In numerosi articoli, apparsi su Articolo 21 nelle ultime settimane, ho segnalato più volte i pasticci che il parlamento, eletto nelle elezioni politiche del 24-25 febbraio 2013, sta facendo, e in parte ha già fatto, sulle riforme istituzionali che il governo di Matteo Renzi ha di fatto accoppiato ai necessari provvedimenti sull’ ancora profonda crisi economico-sociale e politico-economica, oltre che istituzionale, che il nostro Paese ha dovuto approfondire negli ultimi anni. Ma proprio l’accoppiamento della riforma del Senato al cosiddetto Italicum, concordato in molti incontri tra il capo del governo Renzi e uno dei leader dell’opposizione, cioè Silvio Berlusconi (che continua a coltivare l’ambizione di allargare le schiere degli elettori disponibili a voltare per la coalizione di centro-destra da lui presieduta).
Ed ora il violento conflitto che si è scatenato nel dibattito sull’approvazione della riforma appare come una sorta di conflitto all’ultimo sangue, ha condotto alla rottura nelle prossime elezioni politiche e amministrative tra il partito democratico di Renzi e Sinistra Ecologia e Libertà di Niki Vendola. E’ chiaro ormai che il movimento, che fa capo al presidente della regione Puglia, si batte a corpo morto per ottenere il ritorno delle preferenze (che il presidente del Consiglio non ha escluso come non ha escluso neppure l’immunità dei nuovi senatori) e soprattutto l’abbassamento della soglia di sbarramento che potrebbe consentire alla lista di Vendola, come ad altri partiti minori (ad esempio, l’NCD di Alfano e Quagliariello) di entrare nel prossimo parlamento.
D’altra parte, non c’è dubbio sul fatto che, qualora la riforma fosse approvata – ormai ad ottobre, secondo le ultime indiscrezioni – nel testo uscito, dopo numerose mediazioni e interventi, dalla Commissione per gli affari costituzionali il numero dei critici esperti di diritto costituzionale potrebbero ancora crescere facendo emergere con sempre maggior evidenza l’affondamento del dibattito nella palude e l’impotenza della politica nel compiere le riforme con tutti i rischi provocati da una simile situazione.
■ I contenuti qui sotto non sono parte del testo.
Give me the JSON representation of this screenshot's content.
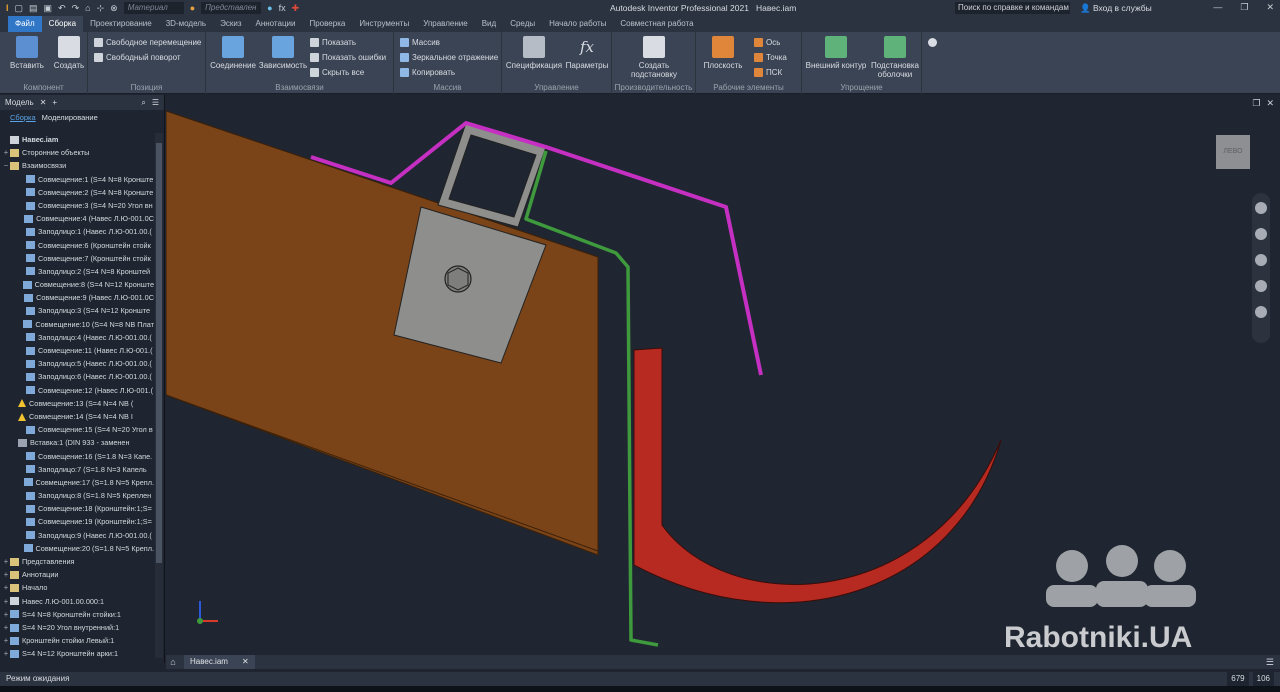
{
  "titlebar": {
    "material_placeholder": "Материал",
    "appearance_placeholder": "Представлен",
    "app_title": "Autodesk Inventor Professional 2021",
    "doc_title": "Навес.iam",
    "help_search": "Поиск по справке и командам",
    "signin": "Вход в службы"
  },
  "menu": {
    "file": "Файл",
    "tabs": [
      "Сборка",
      "Проектирование",
      "3D-модель",
      "Эскиз",
      "Аннотации",
      "Проверка",
      "Инструменты",
      "Управление",
      "Вид",
      "Среды",
      "Начало работы",
      "Совместная работа"
    ]
  },
  "ribbon": {
    "component": {
      "title": "Компонент",
      "insert": "Вставить",
      "create": "Создать"
    },
    "position": {
      "title": "Позиция",
      "free_move": "Свободное перемещение",
      "free_rotate": "Свободный поворот"
    },
    "relationships": {
      "title": "Взаимосвязи",
      "joint": "Соединение",
      "constrain": "Зависимость",
      "show": "Показать",
      "show_errors": "Показать ошибки",
      "hide_all": "Скрыть все"
    },
    "pattern": {
      "title": "Массив",
      "pattern": "Массив",
      "mirror": "Зеркальное отражение",
      "copy": "Копировать"
    },
    "manage": {
      "title": "Управление",
      "bom": "Спецификация",
      "parameters": "Параметры"
    },
    "productivity": {
      "title": "Производительность",
      "create_substitute_1": "Создать",
      "create_substitute_2": "подстановку"
    },
    "work_features": {
      "title": "Рабочие элементы",
      "plane": "Плоскость",
      "axis": "Ось",
      "point": "Точка",
      "ucs": "ПСК"
    },
    "simplification": {
      "title": "Упрощение",
      "shrinkwrap": "Внешний контур",
      "substitute_1": "Подстановка",
      "substitute_2": "оболочки"
    }
  },
  "browser": {
    "title": "Модель",
    "tab_assembly": "Сборка",
    "tab_modeling": "Моделирование",
    "nodes": [
      {
        "text": "Навес.iam",
        "level": 0,
        "exp": "",
        "icon": "assembly"
      },
      {
        "text": "Сторонние объекты",
        "level": 0,
        "exp": "+",
        "icon": "folder"
      },
      {
        "text": "Взаимосвязи",
        "level": 0,
        "exp": "−",
        "icon": "folder"
      },
      {
        "text": "Совмещение:1 (S=4 N=8 Кронште",
        "level": 2,
        "exp": "",
        "icon": "constraint"
      },
      {
        "text": "Совмещение:2 (S=4 N=8 Кронште",
        "level": 2,
        "exp": "",
        "icon": "constraint"
      },
      {
        "text": "Совмещение:3 (S=4 N=20 Угол вн",
        "level": 2,
        "exp": "",
        "icon": "constraint"
      },
      {
        "text": "Совмещение:4 (Навес Л.Ю-001.0С",
        "level": 2,
        "exp": "",
        "icon": "constraint"
      },
      {
        "text": "Заподлицо:1 (Навес Л.Ю-001.00.(",
        "level": 2,
        "exp": "",
        "icon": "constraint"
      },
      {
        "text": "Совмещение:6 (Кронштейн стойк",
        "level": 2,
        "exp": "",
        "icon": "constraint"
      },
      {
        "text": "Совмещение:7 (Кронштейн стойк",
        "level": 2,
        "exp": "",
        "icon": "constraint"
      },
      {
        "text": "Заподлицо:2 (S=4 N=8 Кронштей",
        "level": 2,
        "exp": "",
        "icon": "constraint"
      },
      {
        "text": "Совмещение:8 (S=4 N=12 Кронште",
        "level": 2,
        "exp": "",
        "icon": "constraint"
      },
      {
        "text": "Совмещение:9 (Навес Л.Ю-001.0С",
        "level": 2,
        "exp": "",
        "icon": "constraint"
      },
      {
        "text": "Заподлицо:3 (S=4 N=12 Кронште",
        "level": 2,
        "exp": "",
        "icon": "constraint"
      },
      {
        "text": "Совмещение:10 (S=4 N=8 NB Плат",
        "level": 2,
        "exp": "",
        "icon": "constraint"
      },
      {
        "text": "Заподлицо:4 (Навес Л.Ю-001.00.(",
        "level": 2,
        "exp": "",
        "icon": "constraint"
      },
      {
        "text": "Совмещение:11 (Навес Л.Ю-001.(",
        "level": 2,
        "exp": "",
        "icon": "constraint"
      },
      {
        "text": "Заподлицо:5 (Навес Л.Ю-001.00.(",
        "level": 2,
        "exp": "",
        "icon": "constraint"
      },
      {
        "text": "Заподлицо:6 (Навес Л.Ю-001.00.(",
        "level": 2,
        "exp": "",
        "icon": "constraint"
      },
      {
        "text": "Совмещение:12 (Навес Л.Ю-001.(",
        "level": 2,
        "exp": "",
        "icon": "constraint"
      },
      {
        "text": "Совмещение:13 (S=4 N=4 NB (",
        "level": 1,
        "exp": "",
        "icon": "warning"
      },
      {
        "text": "Совмещение:14 (S=4 N=4 NB I",
        "level": 1,
        "exp": "",
        "icon": "warning"
      },
      {
        "text": "Совмещение:15 (S=4 N=20 Угол в",
        "level": 2,
        "exp": "",
        "icon": "constraint"
      },
      {
        "text": "Вставка:1 (DIN 933 - заменен",
        "level": 1,
        "exp": "",
        "icon": "insert"
      },
      {
        "text": "Совмещение:16 (S=1.8 N=3 Капе.",
        "level": 2,
        "exp": "",
        "icon": "constraint"
      },
      {
        "text": "Заподлицо:7 (S=1.8 N=3 Капель",
        "level": 2,
        "exp": "",
        "icon": "constraint"
      },
      {
        "text": "Совмещение:17 (S=1.8 N=5 Крепл.",
        "level": 2,
        "exp": "",
        "icon": "constraint"
      },
      {
        "text": "Заподлицо:8 (S=1.8 N=5 Креплен",
        "level": 2,
        "exp": "",
        "icon": "constraint"
      },
      {
        "text": "Совмещение:18 (Кронштейн:1;S=",
        "level": 2,
        "exp": "",
        "icon": "constraint"
      },
      {
        "text": "Совмещение:19 (Кронштейн:1;S=",
        "level": 2,
        "exp": "",
        "icon": "constraint"
      },
      {
        "text": "Заподлицо:9 (Навес Л.Ю-001.00.(",
        "level": 2,
        "exp": "",
        "icon": "constraint"
      },
      {
        "text": "Совмещение:20 (S=1.8 N=5 Крепл.",
        "level": 2,
        "exp": "",
        "icon": "constraint"
      },
      {
        "text": "Представления",
        "level": 0,
        "exp": "+",
        "icon": "folder"
      },
      {
        "text": "Аннотации",
        "level": 0,
        "exp": "+",
        "icon": "folder"
      },
      {
        "text": "Начало",
        "level": 0,
        "exp": "+",
        "icon": "folder"
      },
      {
        "text": "Навес Л.Ю-001.00.000:1",
        "level": 0,
        "exp": "+",
        "icon": "assembly"
      },
      {
        "text": "S=4 N=8 Кронштейн стойки:1",
        "level": 0,
        "exp": "+",
        "icon": "part"
      },
      {
        "text": "S=4 N=20 Угол внутренний:1",
        "level": 0,
        "exp": "+",
        "icon": "part"
      },
      {
        "text": "Кронштейн стойки Левый:1",
        "level": 0,
        "exp": "+",
        "icon": "part"
      },
      {
        "text": "S=4 N=12 Кронштейн арки:1",
        "level": 0,
        "exp": "+",
        "icon": "part"
      }
    ]
  },
  "viewport": {
    "viewcube_label": "ЛЕВО",
    "watermark": "Rabotniki.UA",
    "colors": {
      "beam": "#7a4418",
      "bracket": "#8e8e8c",
      "gutter": "#b72a22",
      "magenta_profile": "#c52fc2",
      "green_profile": "#3e9a3c"
    }
  },
  "doctabs": {
    "active": "Навес.iam"
  },
  "status": {
    "text": "Режим ожидания",
    "n1": "679",
    "n2": "106"
  }
}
Di fronte alle inevitabili scadenze elettorali che prima o poi porranno fine all’attuale legislatura. Ormai il parlamento vede tutti contro tutti, nessuno dei contendenti è disposto a rinunciare a nulla e il patto del Nazareno, che ha condotto nel gennaio scorso all’accordo tra Renzi e Berlusconi, sta diventando una gabbia dalla quale nessuno può uscire. Le prime votazioni a scrutinio segreto hanno consentito alla coalizione di governo di smaltire mille dei circa ottomila emendamenti e la maggioranza delle larghe intese vuole procedere ad ogni costo avanti nella riforma e dalla determinazione opposta di Beppe Grillo e di Niki Vendola di parlare, con sempre maggiore determinazione, di una dittatura che si sta costruendo da parte del Partito democratico rafforzato dai risultati elettorali ottenuti nelle ultime elezioni europee (il 40,8 dei suffragi). Ma, dopo quel notevole risultato, la stessa Europa sta mostrando un filo di impazienza verso il governo italiano. Renzi, e il gruppo dirigente del suo partito, vuole andare avanti ad ogni costo proprio di fronte all’infittirsi delle proteste, per così dire sulla carta e negli scritti degli osservatori. Eppure da parte di chi, come chi scrive, che continua ad amare la politica, pur conoscendone, se non altro per cultura costituzionale e storica, anche molti tra i difetti che – soprattutto nel nostro Paese – la caratterizzano, lo spettacolo offerto negli ultimi anni dalle nostre classi dirigenti (ricordando anzitutto il ventennio populista berlusconiano) ma anche gli anni successivi costituiscono lo specchio di un degrado che avremmo preferito non vedere più.